Aku menatap uap dari cangkirku.
Lidahku kelu.
Hatiku berdebat—haruskah jujur? Haruskah kusebut nama Tama?
Tepat saat aku hendak menjawab, pintu kedai terbuka.
Dan seperti ironi yang ditulis oleh semesta sendiri, Tama masuk. Masih berseragam kantor, membawa nampan bersama seorang rekan kerjanya.
Tawanya terdengar ringan, tubuhnya tegap seperti biasa, dan ada kemeja yang dilipat sampai siku—gaya yang selalu membuatku memalingkan mata dulu.
Ia juga melihatku.
Dan untuk sepersekian detik, waktu berhenti.
“Oh, Avif?” sapanya sambil mendekat. Senyum di wajahnya tak berubah. Suara bass-nya masih terdengar familiar, bahkan ketika hanya mengucapkan namaku.
Aku berdiri, mencoba tetap tenang. “Hey... Tama.”
Dia melirik ke arah Awan, lalu menatapku lagi. “Lagi makan? Wah, ketemu pas jam lapar ya.”
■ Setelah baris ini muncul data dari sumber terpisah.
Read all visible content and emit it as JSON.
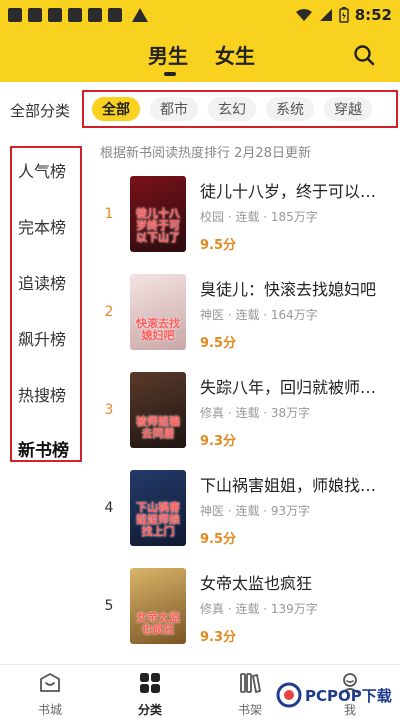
{
  "status_bar": {
    "time": "8:52"
  },
  "header": {
    "tabs": [
      {
        "label": "男生"
      },
      {
        "label": "女生"
      }
    ]
  },
  "categories": {
    "label": "全部分类",
    "chips": [
      "全部",
      "都市",
      "玄幻",
      "系统",
      "穿越"
    ],
    "active": "全部"
  },
  "sidebar": {
    "items": [
      "人气榜",
      "完本榜",
      "追读榜",
      "飙升榜",
      "热搜榜",
      "新书榜"
    ],
    "active": "新书榜"
  },
  "ranking": {
    "note": "根据新书阅读热度排行 2月28日更新",
    "books": [
      {
        "rank": "1",
        "title": "徒儿十八岁，终于可以下山了",
        "meta": "校园 · 连载 · 185万字",
        "score": "9.5分",
        "cover_text": "徒儿十八岁终于可以下山了",
        "cover_colors": [
          "#7a1118",
          "#2a0c10"
        ]
      },
      {
        "rank": "2",
        "title": "臭徒儿：快滚去找媳妇吧",
        "meta": "神医 · 连载 · 164万字",
        "score": "9.5分",
        "cover_text": "快滚去找媳妇吧",
        "cover_colors": [
          "#f4e3e3",
          "#c9a7a7"
        ]
      },
      {
        "rank": "3",
        "title": "失踪八年，回归就被师姐们宠上天",
        "meta": "修真 · 连载 · 38万字",
        "score": "9.3分",
        "cover_text": "被师姐骗去同居",
        "cover_colors": [
          "#5a3a2a",
          "#1e1412"
        ]
      },
      {
        "rank": "4",
        "title": "下山祸害姐姐，师娘找上门",
        "meta": "神医 · 连载 · 93万字",
        "score": "9.5分",
        "cover_text": "下山祸害姐姐师娘找上门",
        "cover_colors": [
          "#243a6a",
          "#101a30"
        ]
      },
      {
        "rank": "5",
        "title": "女帝太监也疯狂",
        "meta": "修真 · 连载 · 139万字",
        "score": "9.3分",
        "cover_text": "女帝太监也疯狂",
        "cover_colors": [
          "#d9b46a",
          "#7a5524"
        ]
      }
    ]
  },
  "bottom_nav": {
    "items": [
      {
        "label": "书城",
        "icon": "book-city-icon"
      },
      {
        "label": "分类",
        "icon": "category-grid-icon"
      },
      {
        "label": "书架",
        "icon": "bookshelf-icon"
      },
      {
        "label": "我",
        "icon": "profile-icon"
      }
    ],
    "active": "分类"
  },
  "watermark": {
    "text": "PCPOP下载"
  },
  "colors": {
    "accent": "#f8d21f",
    "highlight_border": "#d3202a",
    "score": "#e08a21",
    "rank": "#e28a2e"
  }
}
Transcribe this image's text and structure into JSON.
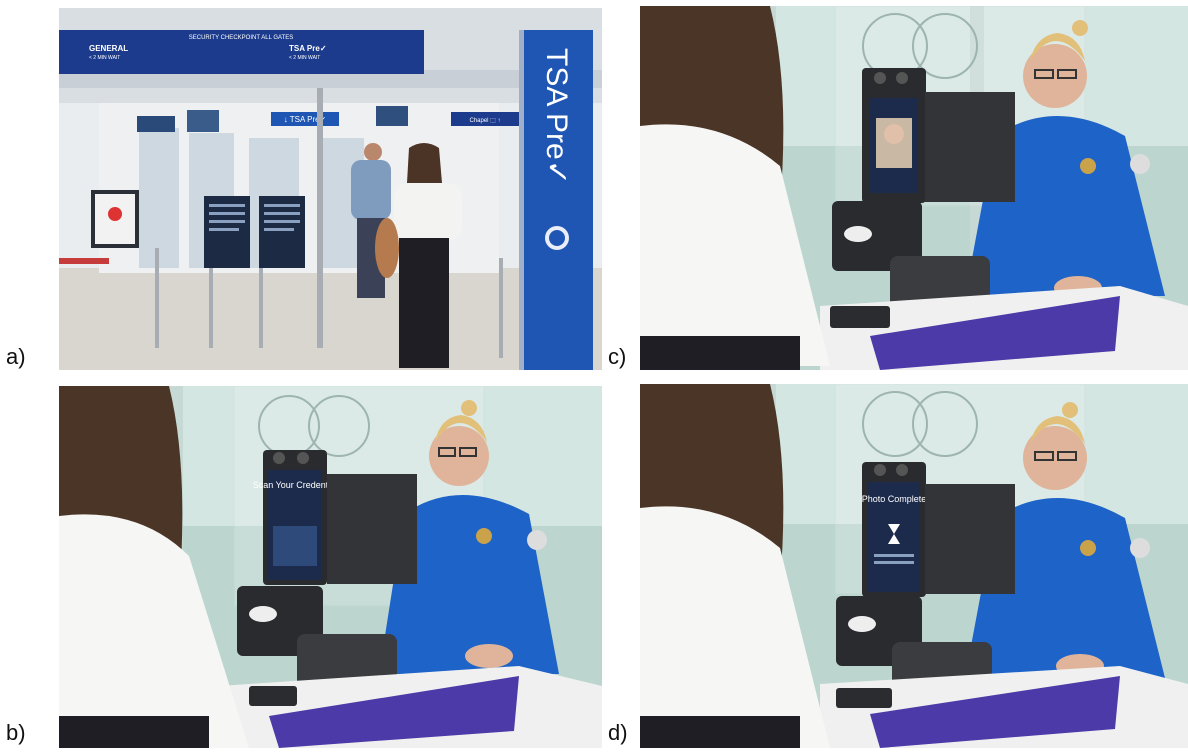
{
  "labels": {
    "a": "a)",
    "b": "b)",
    "c": "c)",
    "d": "d)"
  },
  "panel_a": {
    "banner_title": "SECURITY CHECKPOINT ALL GATES",
    "banner_left": "GENERAL",
    "banner_left_sub": "< 2 MIN WAIT",
    "banner_right": "TSA Pre✓",
    "banner_right_sub": "< 2 MIN WAIT",
    "overhead_sign": "↓ TSA Pre✓",
    "gate_sign": "Chapel ⬚ ↑",
    "column_sign": "TSA Pre✓"
  },
  "panel_b": {
    "screen_text": "Scan Your Credential"
  },
  "panel_d": {
    "screen_text": "Photo Complete"
  },
  "colors": {
    "tsa_blue": "#1f56b3",
    "uniform_blue": "#1e63c8",
    "kiosk_purple": "#4b3aa8",
    "glass_bg": "#bcd6cf"
  }
}
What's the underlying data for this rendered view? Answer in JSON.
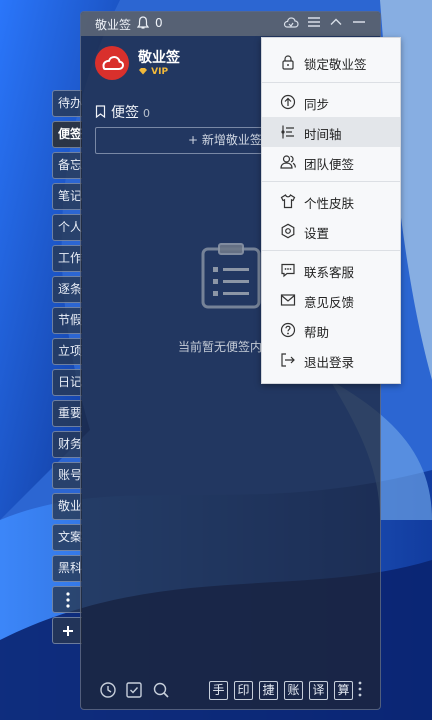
{
  "window": {
    "title": "敬业签",
    "reminder_count": "0"
  },
  "user": {
    "name": "敬业签",
    "badge": "VIP"
  },
  "side_tabs": [
    "待办",
    "便签",
    "备忘",
    "笔记",
    "个人",
    "工作",
    "逐条",
    "节假",
    "立项",
    "日记",
    "重要",
    "财务",
    "账号",
    "敬业",
    "文案",
    "黑科"
  ],
  "notes": {
    "header": "便签",
    "count": "0",
    "add_label": "+ 新增敬业签",
    "empty_text": "当前暂无便签内容"
  },
  "toolbar_buttons": [
    "手",
    "印",
    "捷",
    "账",
    "译",
    "算"
  ],
  "menu": {
    "items": [
      {
        "label": "锁定敬业签",
        "icon": "lock-icon"
      },
      {
        "label": "同步",
        "icon": "sync-icon"
      },
      {
        "label": "时间轴",
        "icon": "timeline-icon"
      },
      {
        "label": "团队便签",
        "icon": "team-icon"
      },
      {
        "label": "个性皮肤",
        "icon": "shirt-icon"
      },
      {
        "label": "设置",
        "icon": "settings-icon"
      },
      {
        "label": "联系客服",
        "icon": "chat-icon"
      },
      {
        "label": "意见反馈",
        "icon": "mail-icon"
      },
      {
        "label": "帮助",
        "icon": "help-icon"
      },
      {
        "label": "退出登录",
        "icon": "logout-icon"
      }
    ]
  },
  "colors": {
    "accent_red": "#d9302c",
    "vip_gold": "#f2b93a",
    "menu_bg": "#f7f8fa"
  }
}
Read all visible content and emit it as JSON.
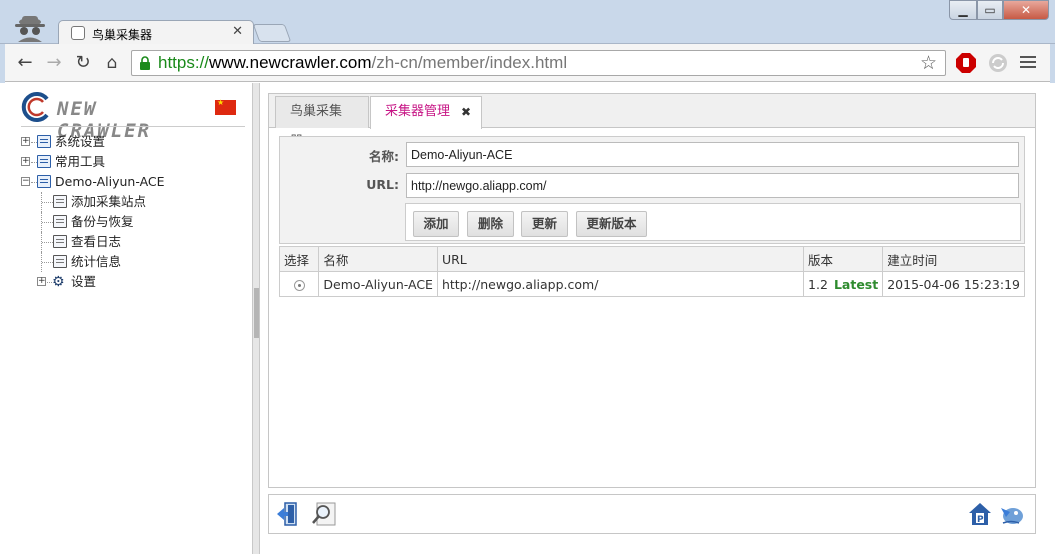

Aku mengangguk. Basa-basi. Aku tahu itu. Tapi tetap saja, jantungku berdetak lebih keras dari biasanya.
“Temen kantor ya?” tanya Tama, menebak.
Awan menjawab lebih dulu. “Guru piano. Kami kerja bareng bikin lagu dari puisinya.”
Tama mengangguk pelan, senyumnya tak berubah, tapi ada sorot di matanya yang sulit kutafsirkan. Seperti sesuatu yang ditahan, atau disembunyikan.
“Oh... asik tuh,” katanya pelan. “Selamat berkarya ya, Fi.”
Aku hanya tersenyum. Ingin menjawab lebih dari itu, tapi lidahku kembali kelu.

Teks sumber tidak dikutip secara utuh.